Шрифт:
Интервал:
Закладка:
"Если он любит Эленку и хочет на ней жениться, - говорила она себе, то не допустит ее мать до банкротства. Нет, он даже обидится, если я ему не напишу".
Она хотела уже сесть за письмо Сольскому, но испугалась собственной дерзости.
- Боже, я просто неисправимая дура! - прошептала она. - Как можно выдавать тайны пани Ляттер и искать для нее защиты у человека, которого я видела раз в жизни?
"Дембицкий! - осенило ее, и она, как наяву, увидела апатичное лицо и голубые глаза математика. - Он меня не выдаст, он посоветует, он все уладит отличнейшим образом. Ну конечно! Он ведь друг Сольского, его библиотекарь, живет у Сольских в доме".
Но Дембицкого по вине Эленки чуть ли не выгнали из пансиона, и пани Ляттер даже не извинилась перед ним. Как быть, если он ответит, что ему нет дела до пани Ляттер?
"Нет, он этого не скажет и, если может спасти несчастную женщину, не станет губить ее".
Мадзя всю ночь пролежала как в бреду; в мыслях она то разговаривала с Дембицким и спорила с ним, то ей представлялось, что его нет в Варшаве. Это была мучительная ночь, особенно когда стало светать: Мадзя ежеминутно смотрела на часы, она хотела с утра сбегать к Дембицкому и рассказать ему обо всем, что творится в пансионе.
Но утром Мадзе нельзя было уйти из пансиона, а перед обедом на нее напал такой страх, что она хотела даже совсем отказаться от своего намерения. Однако после обеда она решилась и спустилась вниз в квартиру пани Ляттер.
В передней она встретила Станислава.
- Пани начальница у себя? - спросила она лакея.
И опять ее охватила тревога.
- У пани какой-то гость, - ответил Станислав, пристально глядя на Мадзю.
- Я хотела сказать пани начальнице, что схожу в город. Куплю себе вуаль, - краснея, сказала Мадзя.
- Идите, панночка, я сам скажу пани начальнице. Это важный гость, да и пока он уйдет, три раза можно обернуться.
- Ну, раз так, то я не пойду, - ответила Мадзя, сама не зная, почему ей не хочется идти и отчего ее снова охватил страх.
В тот день Мадзя и в самом деле никуда не ходила, а тут еще у нее голова разболелась.
- Что мне до всего этого? - шептала она. - Зачем мне лезть в чужие дела? - Но в следующую минуту к ней снова возвращалась упорная мысль о том, что она должна пойти к Дембицкому, потому что только он может спасти начальницу.
Каким образом и на каком основании? - об этом она не думала.
Глава двадцать пятая
Изгнанники возвращаются
В это время в квартире пани Ляттер шел серьезный разговор.
За полчаса до обеда Станислав вручил пани Ляттер письмо, доставленное посыльным, который ждал ответа.

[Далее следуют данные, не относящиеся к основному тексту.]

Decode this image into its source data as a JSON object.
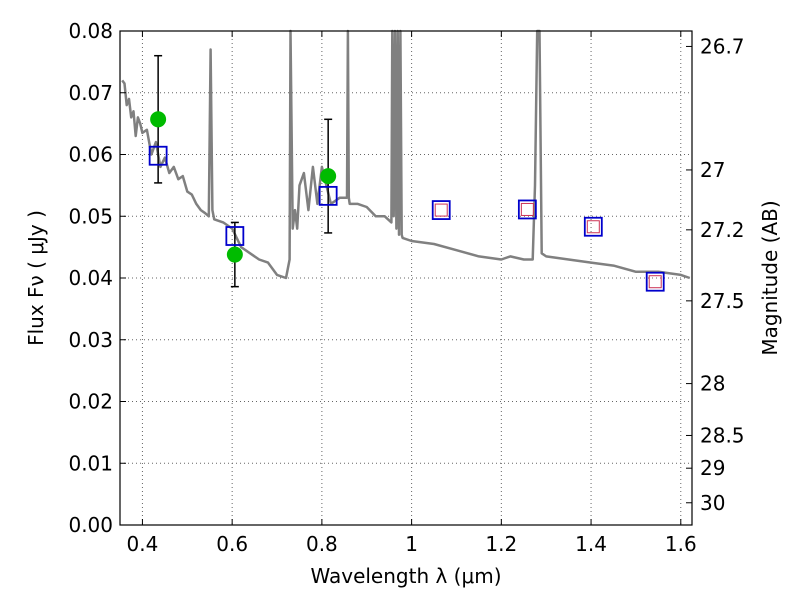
{
  "chart_data": {
    "type": "line",
    "title": "",
    "xlabel": "Wavelength  λ (μm)",
    "ylabel": "Flux  Fν  ( μJy )",
    "y2label": "Magnitude (AB)",
    "xlim": [
      0.35,
      1.625
    ],
    "ylim": [
      0.0,
      0.08
    ],
    "grid": true,
    "x_ticks": [
      0.4,
      0.6,
      0.8,
      1.0,
      1.2,
      1.4,
      1.6
    ],
    "x_tick_labels": [
      "0.4",
      "0.6",
      "0.8",
      "1",
      "1.2",
      "1.4",
      "1.6"
    ],
    "y_ticks": [
      0.0,
      0.01,
      0.02,
      0.03,
      0.04,
      0.05,
      0.06,
      0.07,
      0.08
    ],
    "y_tick_labels": [
      "0.00",
      "0.01",
      "0.02",
      "0.03",
      "0.04",
      "0.05",
      "0.06",
      "0.07",
      "0.08"
    ],
    "right_axis_ticks": [
      {
        "flux": 0.0775,
        "label": "26.7"
      },
      {
        "flux": 0.0575,
        "label": "27"
      },
      {
        "flux": 0.0478,
        "label": "27.2"
      },
      {
        "flux": 0.0363,
        "label": "27.5"
      },
      {
        "flux": 0.0229,
        "label": "28"
      },
      {
        "flux": 0.0145,
        "label": "28.5"
      },
      {
        "flux": 0.0092,
        "label": "29"
      },
      {
        "flux": 0.0036,
        "label": "30"
      }
    ],
    "colors": {
      "model": "#808080",
      "observed": "#00bb00",
      "synthetic": "#0000cc",
      "predicted": "#cc3355",
      "grid": "#666666"
    },
    "series": [
      {
        "kind": "model_spectrum",
        "x": [
          0.355,
          0.36,
          0.365,
          0.37,
          0.375,
          0.38,
          0.385,
          0.39,
          0.395,
          0.4,
          0.41,
          0.42,
          0.43,
          0.44,
          0.45,
          0.46,
          0.47,
          0.48,
          0.49,
          0.5,
          0.51,
          0.52,
          0.53,
          0.54,
          0.548,
          0.552,
          0.556,
          0.56,
          0.58,
          0.6,
          0.62,
          0.64,
          0.66,
          0.68,
          0.7,
          0.72,
          0.728,
          0.73,
          0.735,
          0.74,
          0.745,
          0.75,
          0.76,
          0.77,
          0.78,
          0.79,
          0.8,
          0.82,
          0.84,
          0.856,
          0.858,
          0.86,
          0.862,
          0.88,
          0.9,
          0.92,
          0.94,
          0.955,
          0.957,
          0.96,
          0.963,
          0.966,
          0.969,
          0.972,
          0.975,
          0.978,
          0.98,
          1.0,
          1.05,
          1.1,
          1.15,
          1.2,
          1.22,
          1.25,
          1.27,
          1.275,
          1.28,
          1.285,
          1.29,
          1.3,
          1.35,
          1.4,
          1.45,
          1.5,
          1.55,
          1.6,
          1.62
        ],
        "y": [
          0.072,
          0.0715,
          0.068,
          0.069,
          0.066,
          0.067,
          0.063,
          0.066,
          0.065,
          0.0635,
          0.064,
          0.06,
          0.062,
          0.058,
          0.0595,
          0.057,
          0.058,
          0.056,
          0.0565,
          0.054,
          0.0535,
          0.052,
          0.051,
          0.0505,
          0.05,
          0.077,
          0.051,
          0.0495,
          0.049,
          0.048,
          0.045,
          0.044,
          0.043,
          0.0425,
          0.0405,
          0.04,
          0.043,
          0.08,
          0.048,
          0.051,
          0.048,
          0.055,
          0.057,
          0.051,
          0.058,
          0.052,
          0.058,
          0.052,
          0.053,
          0.053,
          0.08,
          0.053,
          0.052,
          0.052,
          0.0515,
          0.05,
          0.05,
          0.049,
          0.08,
          0.05,
          0.08,
          0.048,
          0.08,
          0.047,
          0.08,
          0.047,
          0.0465,
          0.046,
          0.0455,
          0.0445,
          0.0435,
          0.043,
          0.0435,
          0.043,
          0.043,
          0.055,
          0.08,
          0.08,
          0.044,
          0.0435,
          0.043,
          0.0425,
          0.042,
          0.041,
          0.041,
          0.0405,
          0.04
        ]
      },
      {
        "kind": "observed_points",
        "x": [
          0.435,
          0.606,
          0.814
        ],
        "y": [
          0.0657,
          0.0438,
          0.0565
        ],
        "yerr": [
          0.0103,
          0.0052,
          0.0092
        ]
      },
      {
        "kind": "synthetic_flux",
        "x": [
          0.435,
          0.606,
          0.814,
          1.066,
          1.258,
          1.405,
          1.543
        ],
        "y": [
          0.0598,
          0.0468,
          0.0533,
          0.051,
          0.0511,
          0.0483,
          0.0394
        ]
      },
      {
        "kind": "predicted_flux",
        "x": [
          1.066,
          1.258,
          1.405,
          1.543
        ],
        "y": [
          0.051,
          0.0511,
          0.0483,
          0.0394
        ]
      }
    ]
  }
}
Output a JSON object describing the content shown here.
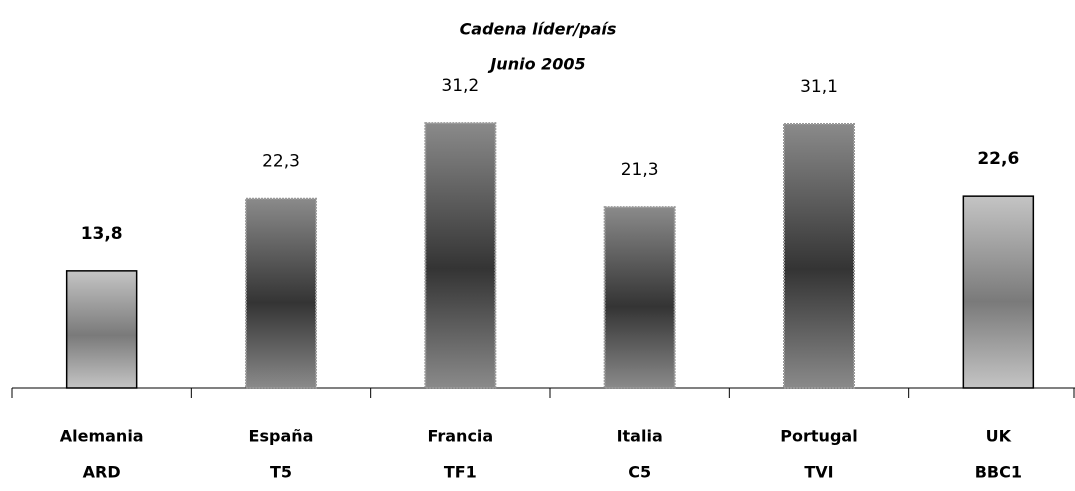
{
  "chart_data": {
    "type": "bar",
    "title": "Cadena líder/país",
    "subtitle": "Junio 2005",
    "categories": [
      [
        "Alemania",
        "ARD"
      ],
      [
        "España",
        "T5"
      ],
      [
        "Francia",
        "TF1"
      ],
      [
        "Italia",
        "C5"
      ],
      [
        "Portugal",
        "TVI"
      ],
      [
        "UK",
        "BBC1"
      ]
    ],
    "values": [
      13.8,
      22.3,
      31.2,
      21.3,
      31.1,
      22.6
    ],
    "value_labels": [
      "13,8",
      "22,3",
      "31,2",
      "21,3",
      "31,1",
      "22,6"
    ],
    "colors": [
      "#c4c4c4",
      "#8a8a8a",
      "#8a8a8a",
      "#8a8a8a",
      "#8a8a8a",
      "#c4c4c4"
    ],
    "ylim": [
      0,
      45
    ]
  }
}
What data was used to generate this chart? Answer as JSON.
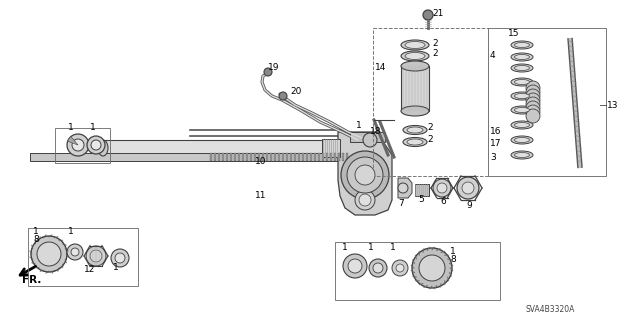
{
  "background_color": "#ffffff",
  "watermark": "SVA4B3320A",
  "line_color": "#404040",
  "label_fs": 6.5,
  "small_fs": 5.5
}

Пани Ляттер взглянула на адрес, почерк показался ей незнакомым. Медленно вскрыла она письмо и прочла несколько слов на французском языке:
"Приехал сегодня; прошу позволения поговорить по известному делу. Арнольд".
- Посыльному прикажете подождать? - спросил Станислав.
- Я позвоню, - ответила пани Ляттер.
Она еще раз перечла письмо и сказала певучим голосом:
- Так, так, так! Вот и он! Мне только его недоставало!
И взору ее представился человек с физиономией пьяницы, в запятнанной, рваной одежде. Таким она видела его однажды на улице в Варшаве и таким уже много лет представляла себе своего второго мужа. Иначе и быть не могло. Ее второй муж, когда-то красивый, как Аполлон, отличался робостью. Он был так робок, что и предложение сделать не сумел, все два года совместной жизни держался с нею как лакей, довел ее до разорения, во всяком случае, ничего не сделал, чтобы предотвратить его. Когда на третьем году супружеской жизни она как-то бросила, рассердясь, что он у нее на иждивении и что она в любую минуту имеет право выгнать его, он не обиделся, просто уехал, оставив ей неоплаченные долги.
Это был человек, которого пани Ляттер ненавидела всей душой. Почему он тогда не возмутился? Почему наконец не попросил прощения? А если не умел ни возмущаться, ни просить прощения, то почему бросил ее и пятнадцать лет не давал о себе знать.
"Стало быть, - думала пани Ляттер, - он либо уже мертв, либо попал в тюрьму, либо совсем спился с кругу". Человек, которого она так презирала, не мог сделать иной карьеры. В мрачных виденьях возвращение мужа не представлялось пани Ляттер совершенно невероятным. Почему судьба должна щадить ее и уберечь от этого, самого страшного несчастья? "Он может не вернуться, но может и вернуться, - говорила она себе. - Но если он вернется, то, наверно, презренным нищим, которого придется прятать от людских глаз и от собственных детей".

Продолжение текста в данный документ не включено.